I was recently speaking with a friend in the industry and he asked, “Have you played around with Facebook’s new reporting features?” I am in the Facebook reports tab almost daily. There is no way that I would not notice changes or new features, right? But I had missed them, and I’m going to make sure you don’t miss them too!
Where to start?
This filter bar (pictured below) is going to become a Facebook power tool that will make optimizations quicker. It’s not necessarily that you couldn’t have located this information with some effort before, but now it’s easy and fast to check through your campaigns or ads. The breakdown filter allows us to see who is converting and how they are doing it. It is segmented into three sections: delivery, actions, and time. The delivery segments show details on the ad delivery that include age, gender, country, and placement. The actions tab gives more detail on the conversion, which includes the destination, video view type, or the device where the conversion occurred. Lastly, let’s compare data over different time spans, which range from daily to monthly. The time tab will be incredibly useful when judging changes in performance. The three breakdowns that I found most useful were Age, Conversion Device, and Placement.

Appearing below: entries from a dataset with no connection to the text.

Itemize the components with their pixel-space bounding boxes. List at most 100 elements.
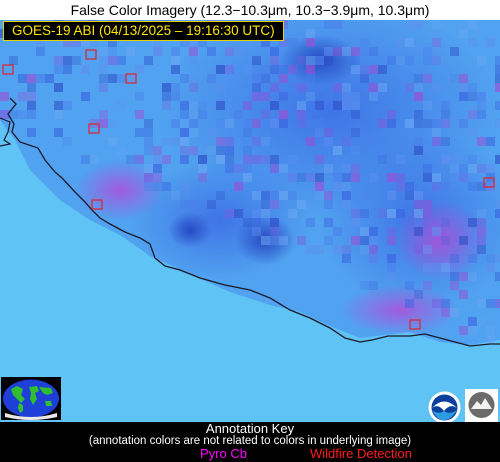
imagery-pixel — [342, 47, 351, 56]
imagery-pixel — [261, 209, 270, 218]
imagery-pixel — [351, 218, 360, 227]
imagery-pixel — [81, 155, 90, 164]
imagery-pixel — [495, 299, 500, 308]
imagery-pixel — [333, 47, 342, 56]
imagery-pixel — [279, 65, 288, 74]
imagery-pixel — [306, 38, 315, 47]
imagery-pixel — [135, 110, 144, 119]
imagery-pixel — [126, 74, 135, 83]
imagery-pixel — [189, 101, 198, 110]
imagery-pixel — [351, 128, 360, 137]
imagery-pixel — [351, 164, 360, 173]
wildfire-marker[interactable] — [91, 199, 103, 210]
imagery-pixel — [441, 155, 450, 164]
imagery-pixel — [405, 281, 414, 290]
imagery-pixel — [432, 20, 441, 29]
imagery-pixel — [405, 20, 414, 29]
imagery-pixel — [432, 83, 441, 92]
imagery-pixel — [333, 20, 342, 29]
imagery-pixel — [468, 164, 477, 173]
imagery-pixel — [387, 110, 396, 119]
noaa-logo-icon — [428, 391, 461, 422]
imagery-pixel — [180, 38, 189, 47]
imagery-pixel — [63, 38, 72, 47]
imagery-pixel — [423, 47, 432, 56]
imagery-pixel — [108, 38, 117, 47]
imagery-pixel — [180, 155, 189, 164]
imagery-pixel — [450, 281, 459, 290]
imagery-pixel — [468, 326, 477, 335]
imagery-pixel — [225, 119, 234, 128]
imagery-pixel — [297, 200, 306, 209]
imagery-pixel — [252, 191, 261, 200]
imagery-pixel — [162, 155, 171, 164]
imagery-pixel — [189, 38, 198, 47]
wildfire-marker[interactable] — [409, 319, 421, 330]
imagery-pixel — [279, 236, 288, 245]
imagery-pixel — [324, 191, 333, 200]
imagery-pixel — [342, 191, 351, 200]
imagery-pixel — [432, 119, 441, 128]
imagery-pixel — [36, 38, 45, 47]
wildfire-marker[interactable] — [85, 49, 97, 60]
imagery-pixel — [117, 101, 126, 110]
imagery-pixel — [117, 146, 126, 155]
imagery-pixel — [441, 110, 450, 119]
imagery-pixel — [261, 38, 270, 47]
imagery-pixel — [342, 182, 351, 191]
imagery-pixel — [342, 200, 351, 209]
imagery-pixel — [495, 209, 500, 218]
wildfire-detections[interactable] — [2, 49, 495, 330]
imagery-pixel — [288, 191, 297, 200]
cimss-logo-icon: CIMSS — [465, 389, 498, 422]
imagery-pixel — [423, 200, 432, 209]
wildfire-marker[interactable] — [125, 73, 137, 84]
imagery-pixel — [162, 182, 171, 191]
imagery-pixel — [486, 137, 495, 146]
wildfire-marker[interactable] — [2, 64, 14, 75]
imagery-pixel — [423, 74, 432, 83]
imagery-pixel — [477, 218, 486, 227]
imagery-pixel — [180, 182, 189, 191]
imagery-pixel — [153, 146, 162, 155]
imagery-pixel — [423, 56, 432, 65]
annotation-key-note: (annotation colors are not related to co… — [88, 435, 412, 447]
imagery-pixel — [243, 65, 252, 74]
imagery-pixel — [270, 65, 279, 74]
imagery-pixel — [414, 110, 423, 119]
imagery-pixel — [225, 137, 234, 146]
imagery-pixel — [324, 218, 333, 227]
imagery-pixel — [198, 155, 207, 164]
imagery-pixel — [441, 299, 450, 308]
imagery-pixel — [288, 155, 297, 164]
imagery-pixel — [495, 74, 500, 83]
imagery-pixel — [360, 236, 369, 245]
imagery-pixel — [387, 272, 396, 281]
imagery-pixel — [324, 47, 333, 56]
imagery-pixel — [171, 191, 180, 200]
imagery-pixel — [351, 209, 360, 218]
imagery-pixel — [495, 65, 500, 74]
imagery-pixel — [387, 119, 396, 128]
imagery-pixel — [414, 146, 423, 155]
imagery-pixel — [36, 47, 45, 56]
imagery-pixel — [189, 119, 198, 128]
imagery-pixel — [252, 227, 261, 236]
imagery-pixel — [477, 92, 486, 101]
pyrocb-legend-label: Pyro Cb — [200, 446, 247, 461]
imagery-pixel — [477, 164, 486, 173]
wildfire-marker[interactable] — [88, 123, 100, 134]
wildfire-marker[interactable] — [483, 177, 495, 188]
imagery-pixel — [315, 182, 324, 191]
imagery-pixel — [243, 164, 252, 173]
imagery-pixel — [423, 101, 432, 110]
imagery-pixel — [324, 200, 333, 209]
imagery-pixel — [207, 128, 216, 137]
imagery-pixel — [117, 56, 126, 65]
imagery-pixel — [198, 164, 207, 173]
imagery-pixel — [414, 119, 423, 128]
imagery-pixel — [243, 119, 252, 128]
imagery-pixel — [405, 191, 414, 200]
imagery-pixel — [261, 92, 270, 101]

How do you optimize with these features?
My first steps were to break down by age and then export the data into Excel. While you can use the Facebook interface to judge these numbers with the breakdowns, I wanted to rearrange the data in a spreadsheet. After I downloaded in Excel, I put the data into a pivot table. If you don’t use pivot tables, you definitely should! Pivot tables summarize all your data in one place and allow you to quickly change how it is displayed. I added two “calculated fields” for cost-per-conversion and conversion rate to ensure that those numbers were calculated correctly. The chart below displays all the age data for the entire account: I know that the highest percentage of my conversions come from 45-64-year-olds, and those tended to be better quality leads. The age bracket of ‘65+’ seems to have a slightly higher cost-per-conversion than our goal, which is $18 cost-per-conversion. I decided to re-examine the data on the campaign level. For the two campaigns that I used for the example, Campaign 2 has a significantly higher cost per conversion. This is something I obviously already knew. However, I now know that ‘65+’ is an age bracket in Campaign 2 that is driving up cost per conversion for the age bracket as a whole and that campaign. After drawing conclusions from the age segmentation, I repeated the process for any of the breakdowns that I found most useful. From this, I know to exclude the ‘65+’ age bracket from Campaign 2, to exclude mobile from Campaign 1, and to break out my placements into separate campaigns to better judge performance. The entire process took less than 30 minutes and gives quick and easy to implement optimizations to create more efficient performance.